Another issue that arises is that different samples have different levels of reliability. We have supposed that our sample of size \(200\) had an average of \($8,357\). If a sample of size \(1,000\) yielded an average value of \($7,832\), then we would naturally regard this latter number as probably a better estimate of the average value of all cars, since it came from a larger sample. How can this be expressed? An important idea developed in Chapter 7 is the *confidence interval*: from the data we will construct an interval of values using a process that has a certain chance, say a \(95\% \) chance, of generating an interval that contains the true population average. Thus, instead of reporting a single estimate, \($8,357\), for the population mean we might say that, based on our sample data, we are \(95\% \) certain that the true average is within \($100\) of our sample mean, that is, we are \(95\% \) certain that the true average is the between \($8,257\) and \($8,457\). The number \($100\) will be computed from the sample data just as the sample mean \($8,357\) was. This "\(95\% \) confidence interval" will automatically indicate the reliability of the estimate that we obtained from the sample. Moreover, to obtain the same chance of containing the unknown parameter, a large sample will typically produce a shorter interval than a small sample will. Thus large samples usually give more accurate results. Unless we perform a *census*, which is a "sample" that includes the entire population, we can never be completely sure of the exact average value of the population. The best that we can do is to make statements of *probability*, an important concept that we will begin to study formally in Chapter 3.

Sampling may be done not only to estimate a population parameter, but to test a claim that is made about that parameter. Suppose a food package asserts that the amount of sugar in one serving of the product is \(14\) grams. A consumer group might suspect that it actually contains more. How would they test the competing claims about the amount of sugar, "\(14\) grams" versus "more than \(14\) grams"? They might take a random sample of perhaps \(20\) food packages, measure the amount of sugar in one serving of each one, and average those amounts. They are not interested in measuring the average amount of sugar in a serving for its own sake; their interest is simply whether the claim about the true amount is accurate. Stated another way, they are sampling not in order to estimate the average amount of sugar in one serving, but to see whether that amount, whatever it may be, is larger than \(14\) grams. Again because one can have certain knowledge only by taking a census, ideas of probability enter into the analysis. We will examine tests of hypotheses beginning in Chapter 8 .

Several times in this introduction we have used the term “random sample.” Generally the value of our data is only as good as the sample that produced it. For example, suppose we wish to estimate the proportion of all students at a large university who are females, which we denote by \(p\).
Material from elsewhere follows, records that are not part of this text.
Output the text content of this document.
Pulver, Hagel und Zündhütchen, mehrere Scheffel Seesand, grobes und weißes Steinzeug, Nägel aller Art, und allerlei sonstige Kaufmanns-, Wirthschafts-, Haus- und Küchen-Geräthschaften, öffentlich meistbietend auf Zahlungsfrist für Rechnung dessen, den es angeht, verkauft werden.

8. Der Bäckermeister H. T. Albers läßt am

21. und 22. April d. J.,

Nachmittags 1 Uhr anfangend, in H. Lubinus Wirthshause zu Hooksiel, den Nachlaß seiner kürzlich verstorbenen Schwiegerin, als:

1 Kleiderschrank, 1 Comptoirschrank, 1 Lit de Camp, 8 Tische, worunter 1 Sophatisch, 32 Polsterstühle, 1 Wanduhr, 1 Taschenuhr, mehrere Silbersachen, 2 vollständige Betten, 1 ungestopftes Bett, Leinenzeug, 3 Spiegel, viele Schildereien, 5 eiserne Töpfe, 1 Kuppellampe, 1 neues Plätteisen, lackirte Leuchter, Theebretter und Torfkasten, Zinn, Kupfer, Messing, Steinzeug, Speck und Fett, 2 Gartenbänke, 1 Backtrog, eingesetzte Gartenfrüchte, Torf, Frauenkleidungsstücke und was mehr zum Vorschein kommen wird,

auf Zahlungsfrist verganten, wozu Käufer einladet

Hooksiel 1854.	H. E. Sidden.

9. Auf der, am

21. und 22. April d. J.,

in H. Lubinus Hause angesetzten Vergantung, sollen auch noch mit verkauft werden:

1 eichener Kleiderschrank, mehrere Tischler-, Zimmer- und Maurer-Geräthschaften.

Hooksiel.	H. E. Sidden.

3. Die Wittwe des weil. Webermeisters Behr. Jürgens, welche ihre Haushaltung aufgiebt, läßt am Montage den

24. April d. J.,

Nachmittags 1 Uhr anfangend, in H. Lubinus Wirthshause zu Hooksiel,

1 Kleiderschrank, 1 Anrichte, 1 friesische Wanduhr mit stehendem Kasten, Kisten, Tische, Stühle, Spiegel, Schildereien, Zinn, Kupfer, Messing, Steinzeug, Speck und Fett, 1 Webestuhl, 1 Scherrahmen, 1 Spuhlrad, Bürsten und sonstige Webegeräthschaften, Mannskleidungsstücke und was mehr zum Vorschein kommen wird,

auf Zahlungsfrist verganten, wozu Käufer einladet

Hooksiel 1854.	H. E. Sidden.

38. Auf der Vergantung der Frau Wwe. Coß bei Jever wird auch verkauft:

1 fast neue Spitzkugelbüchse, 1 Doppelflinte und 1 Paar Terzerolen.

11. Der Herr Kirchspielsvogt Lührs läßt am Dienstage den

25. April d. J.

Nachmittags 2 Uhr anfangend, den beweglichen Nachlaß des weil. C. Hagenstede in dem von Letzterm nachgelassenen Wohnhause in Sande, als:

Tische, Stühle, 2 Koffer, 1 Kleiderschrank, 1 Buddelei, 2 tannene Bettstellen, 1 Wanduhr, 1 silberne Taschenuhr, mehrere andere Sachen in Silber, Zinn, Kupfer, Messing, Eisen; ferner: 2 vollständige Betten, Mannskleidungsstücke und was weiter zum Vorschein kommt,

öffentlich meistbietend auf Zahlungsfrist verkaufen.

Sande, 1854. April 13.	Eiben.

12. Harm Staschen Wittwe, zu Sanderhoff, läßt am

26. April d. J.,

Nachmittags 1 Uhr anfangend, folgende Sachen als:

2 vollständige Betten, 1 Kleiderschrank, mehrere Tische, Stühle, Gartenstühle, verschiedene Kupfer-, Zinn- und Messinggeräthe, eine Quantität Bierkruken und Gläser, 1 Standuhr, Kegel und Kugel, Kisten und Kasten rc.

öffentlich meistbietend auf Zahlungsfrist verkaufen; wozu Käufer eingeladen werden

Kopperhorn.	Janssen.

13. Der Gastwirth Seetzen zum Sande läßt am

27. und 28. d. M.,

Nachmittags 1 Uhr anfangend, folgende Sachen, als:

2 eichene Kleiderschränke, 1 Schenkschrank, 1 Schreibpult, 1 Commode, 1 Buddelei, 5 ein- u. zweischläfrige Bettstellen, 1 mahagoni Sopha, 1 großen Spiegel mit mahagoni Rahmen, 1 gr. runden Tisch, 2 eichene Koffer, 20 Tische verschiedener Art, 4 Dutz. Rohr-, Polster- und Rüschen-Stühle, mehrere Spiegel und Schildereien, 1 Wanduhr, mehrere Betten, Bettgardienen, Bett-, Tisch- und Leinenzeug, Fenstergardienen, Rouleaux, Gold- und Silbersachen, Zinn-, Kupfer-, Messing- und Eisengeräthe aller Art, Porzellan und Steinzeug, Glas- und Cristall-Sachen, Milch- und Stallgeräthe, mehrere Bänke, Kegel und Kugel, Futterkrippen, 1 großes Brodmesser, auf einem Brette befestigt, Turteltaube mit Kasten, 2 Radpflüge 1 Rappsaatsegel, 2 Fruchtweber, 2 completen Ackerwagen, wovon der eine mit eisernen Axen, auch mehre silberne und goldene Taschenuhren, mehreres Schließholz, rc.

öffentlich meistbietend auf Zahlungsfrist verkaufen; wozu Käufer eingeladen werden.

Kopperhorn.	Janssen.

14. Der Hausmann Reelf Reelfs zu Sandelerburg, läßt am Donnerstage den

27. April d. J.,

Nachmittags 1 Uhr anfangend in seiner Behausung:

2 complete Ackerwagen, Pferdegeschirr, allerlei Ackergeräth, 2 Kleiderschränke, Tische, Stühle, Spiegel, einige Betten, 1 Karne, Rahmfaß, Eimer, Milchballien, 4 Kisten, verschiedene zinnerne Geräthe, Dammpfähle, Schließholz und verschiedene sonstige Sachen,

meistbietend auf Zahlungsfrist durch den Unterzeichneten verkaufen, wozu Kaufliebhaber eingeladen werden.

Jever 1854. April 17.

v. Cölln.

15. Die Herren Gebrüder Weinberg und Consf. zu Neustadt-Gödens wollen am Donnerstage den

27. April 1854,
If we select \(50\) students at random and \(27\) of them are female, then a natural estimate is \( p \approx \hat{p} = 27/50 = 0.54 \) or \(54\% \). How much confidence we can place in this estimate depends not only on the size of the sample, but on its quality, whether or not it is truly random, or at least truly representative of the whole population. If all \(50\) students in our sample were drawn from a College of Nursing, then the proportion of female students in the sample is likely higher than that of the entire campus. If all \(50\) students were selected from a College of Engineering Sciences, then the proportion of students in the entire student body who are females could be underestimated. In either case, the estimate would be distorted or biased. In statistical practice an unbiased sampling scheme is important but in most cases not easy to produce. For this introductory course we will assume that all samples are either random or at least representative.

Key Takeaway

- Statistics computed from samples vary randomly from sample to sample. Conclusions made about population parameters are statements of probability.